I mowed my lawn yesterday. Each year I forget that the season’s first mowing always takes much longer than the mowings to follow. Early in the Spring I can’t help but hack into the wooded areas surrounding my acre of yard. Always whacking away at the brambled borders, wielding my push mower as part weed-whacker, part chain saw. Enlarging my little country acre. Out here we have a pesky, parasitic vine which loves to wrap its way into all the trees. Left unchecked, it thickens into rubbery, boaconstrictor-like bands. They crawl across the ground and climb the tree trunks then wrap around the branches in a strangle-hold. They create ugly nests in the canopies.
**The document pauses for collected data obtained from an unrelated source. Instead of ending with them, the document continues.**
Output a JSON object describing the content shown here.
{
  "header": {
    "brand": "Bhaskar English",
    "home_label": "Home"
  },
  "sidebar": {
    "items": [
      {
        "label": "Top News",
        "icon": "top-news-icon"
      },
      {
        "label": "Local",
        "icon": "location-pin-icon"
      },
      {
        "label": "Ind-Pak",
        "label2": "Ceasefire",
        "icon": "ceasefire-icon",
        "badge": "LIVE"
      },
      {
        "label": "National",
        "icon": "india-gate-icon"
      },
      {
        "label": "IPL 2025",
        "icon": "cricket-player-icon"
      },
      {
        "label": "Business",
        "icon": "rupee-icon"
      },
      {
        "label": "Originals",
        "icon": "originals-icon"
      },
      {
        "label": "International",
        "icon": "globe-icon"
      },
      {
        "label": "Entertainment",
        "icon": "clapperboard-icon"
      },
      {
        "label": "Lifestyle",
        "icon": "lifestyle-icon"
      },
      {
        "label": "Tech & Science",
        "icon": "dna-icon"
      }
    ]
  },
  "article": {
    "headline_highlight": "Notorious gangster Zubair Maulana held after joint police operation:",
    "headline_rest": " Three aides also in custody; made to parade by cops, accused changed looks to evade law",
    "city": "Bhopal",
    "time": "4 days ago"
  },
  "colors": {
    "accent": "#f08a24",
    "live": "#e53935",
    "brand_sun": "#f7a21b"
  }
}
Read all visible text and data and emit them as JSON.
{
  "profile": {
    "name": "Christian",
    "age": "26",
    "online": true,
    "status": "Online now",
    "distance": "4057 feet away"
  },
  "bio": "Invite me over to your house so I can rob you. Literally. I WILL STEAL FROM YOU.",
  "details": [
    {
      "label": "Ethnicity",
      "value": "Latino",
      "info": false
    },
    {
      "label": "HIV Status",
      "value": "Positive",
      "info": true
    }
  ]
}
When I encounter them, I stop the mower and yank them down. They’re tough, insidious creatures and fight me every step of the way. But there’s a real joy in pulling the vines down, and it often takes my full body weight, hanging from them to do this. When the tree branches bounce up in a quick dance of freedom, I always sense an accompanying sigh of relief. As though the trees are taking in a breath of air, stretching with their recovered liberty and flexibility.
It’s like that when I work out the painful tension in muscles during a therapeutic massage. The tension and knots in a muscle often feel like thick bands or ropes under the skin. Insidious vines. These adhesions inhibit circulation, which means the tissues aren’t getting their adequate nutrition, nor are they being properly cleansed and flushed. They inhibit movement and range of motion. When the tension and adhesions are worked-out and circulation is restored, there’s always a sigh of relief from the person on the massage table. Flexibility, movement, and freedom are restored. What a feeling.
Mandy Meyer-Hill
Oh I love your description of the vine and comparing it to the tension in the body. That’s just how it feel.
🙂
Captures beautifully the viney tension you moved out of my neck yesterday. Bless you!
Thank you, Nancy! I’m hoping your neck is relieved. Take good care of yourself.